Within 20 minutes of the UFH bolus, and within 10 minutes of the tPA bolus (30 mg total tPA administered), the patient developed a pruritic rash on her upper trunk and extremities. Soon after the eruption of the rash, the patient began to complain of difficulty breathing and swallowing. At this time, oropharyngeal edema and audible respiratory stridor were noted. Intravenous diphenhydramine (50 mg), ranitidine (50 mg) and methylprednisolone (125 mg) were administered, and the tPA, heparin and nitroglycerine were stopped. The patient's blood pressure fell to 75/63 mm Hg, her heart rate was 90 beats/min and oxygen saturation was 96% on high-flow oxygen. At this time an intravenous 0.9% saline bolus was administered. Audible expiratory wheezing became apparent and was treated with nebulized salbutamol and ipratropium bromide, as well as subcutaneous epinephrine (0.3 mL of 1:1000 solution). Shortly thereafter, the patient's blood pressure and peripheral perfusion improved.

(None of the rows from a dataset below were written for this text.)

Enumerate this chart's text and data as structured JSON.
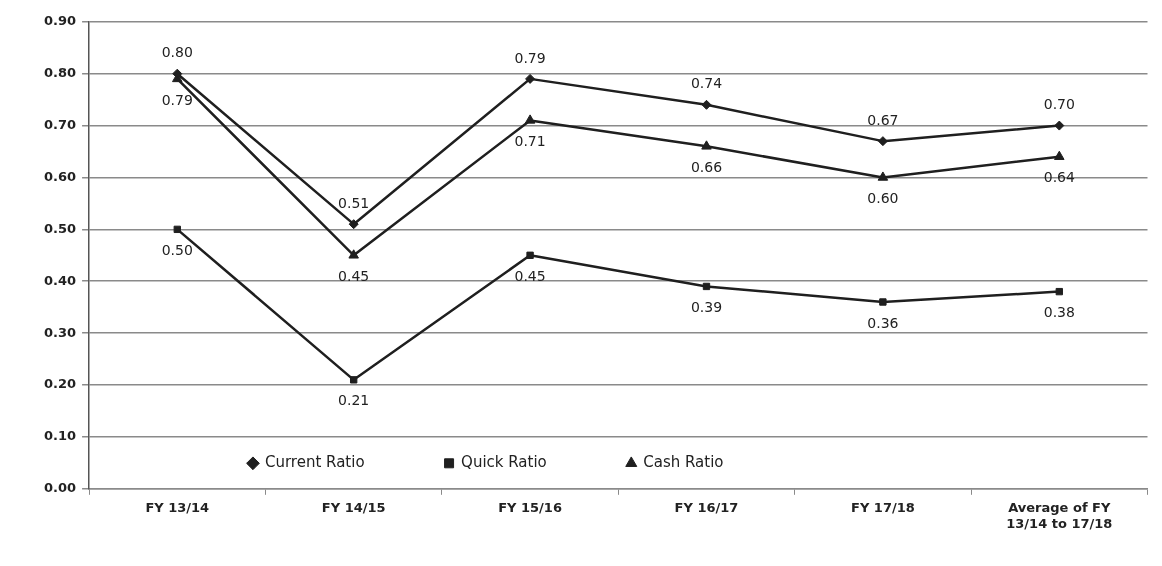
{
  "chart_data": {
    "type": "line",
    "categories": [
      "FY 13/14",
      "FY 14/15",
      "FY 15/16",
      "FY 16/17",
      "FY 17/18",
      "Average of FY 13/14 to 17/18"
    ],
    "series": [
      {
        "name": "Current Ratio",
        "color": "#1f1f1f",
        "marker": "diamond",
        "values": [
          0.8,
          0.51,
          0.79,
          0.74,
          0.67,
          0.7
        ],
        "value_labels": [
          "0.80",
          "0.51",
          "0.79",
          "0.74",
          "0.67",
          "0.70"
        ]
      },
      {
        "name": "Quick Ratio",
        "color": "#1f1f1f",
        "marker": "square",
        "values": [
          0.5,
          0.21,
          0.45,
          0.39,
          0.36,
          0.38
        ],
        "value_labels": [
          "0.50",
          "0.21",
          "0.45",
          "0.39",
          "0.36",
          "0.38"
        ]
      },
      {
        "name": "Cash Ratio",
        "color": "#1f1f1f",
        "marker": "triangle",
        "values": [
          0.79,
          0.45,
          0.71,
          0.66,
          0.6,
          0.64
        ],
        "value_labels": [
          "0.79",
          "0.45",
          "0.71",
          "0.66",
          "0.60",
          "0.64"
        ]
      }
    ],
    "ylim": [
      0,
      0.9
    ],
    "yticks": [
      {
        "value": 0,
        "label": "0.00"
      },
      {
        "value": 0.1,
        "label": "0.10"
      },
      {
        "value": 0.2,
        "label": "0.20"
      },
      {
        "value": 0.3,
        "label": "0.30"
      },
      {
        "value": 0.4,
        "label": "0.40"
      },
      {
        "value": 0.5,
        "label": "0.50"
      },
      {
        "value": 0.6,
        "label": "0.60"
      },
      {
        "value": 0.7,
        "label": "0.70"
      },
      {
        "value": 0.8,
        "label": "0.80"
      },
      {
        "value": 0.9,
        "label": "0.90"
      }
    ],
    "grid": "y",
    "legend": "bottom",
    "line_style": "solid"
  }
}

She was modestly sedated with midazolam and fentanyl, and "quick look" laryngoscopy revealed a markedly edematous glottis with Mallampati Class III visualization. Neuromuscular blockade was achieved with succinylcholine, and she was intubated with a number seven endotracheal tube. During the procedure she briefly desaturated to 81% but responded quickly to intubation and 100% oxygen. Her vital signs subsequently remained stable, with a blood pressure no less than 115/64 mm Hg and a heart rate above 80 beats/min. A chest radiograph confirmed endotracheal tube placement and clear lung fields. She was transferred to the critical care unit, and emergent coronary angiography showed 90% occlusion of her dominant right coronary artery. She subsequently underwent angioplasty and right coronary artery stenting, and was extubated within 24 hours. The initial troponin-I of 1.3 µg/L rose to a peak of 6.4 µg/L. The patient was discharged from hospital 4 days after admission.

Discussion

Although a rare occurrence, allergic reaction to the fibrinolytic agents have been described in the literature. Reactions more commonly occur following streptokinase administration1,2 but have been described with tPA.3-7 True anaphylactic reactions to tPA are rare, but anaphylactoid reactions occur in up to 0.02% of patients treated for acute myocardial infarction and from 1.5% to 1.9% of those being treated for acute ischemic stroke.5,7,8

Anaphylactic reactions have also been described after the administration of unfractionated heparin, but these are rare, with only a few reports cited in the literature.9-13 The mechanism of heparin-induced allergic reaction is poorly understood but may be related more to preservatives rather than the heparin itself.14

In this case, it remains unclear whether the allergic reaction was due to unfractionated heparin or tPA; however, the patient received 4200 units of UFH during the angiography and stenting procedure with no evidence of recurrent allergic symptoms or hemodynamic instability. This heparin re-challenge without adverse sequelae strongly suggests that tPA was the causative agent. The reaction was assumed to be unrelated to ASA because the patient was on daily coated aspirin prior to admission. Although the patient did well, the anaphylactic reaction, its therapy, and related complications, including transient hypotension, hypoxia, and epinephrine administration, may have increased myocardial workload and ischemic injury.

Conclusion

Although relatively rare, acute allergic reactions to fibrinolytic and heparin therapy do occur and may have significant consequences. These reactions and their potential consequences should be discussed when a physician obtains informed consent.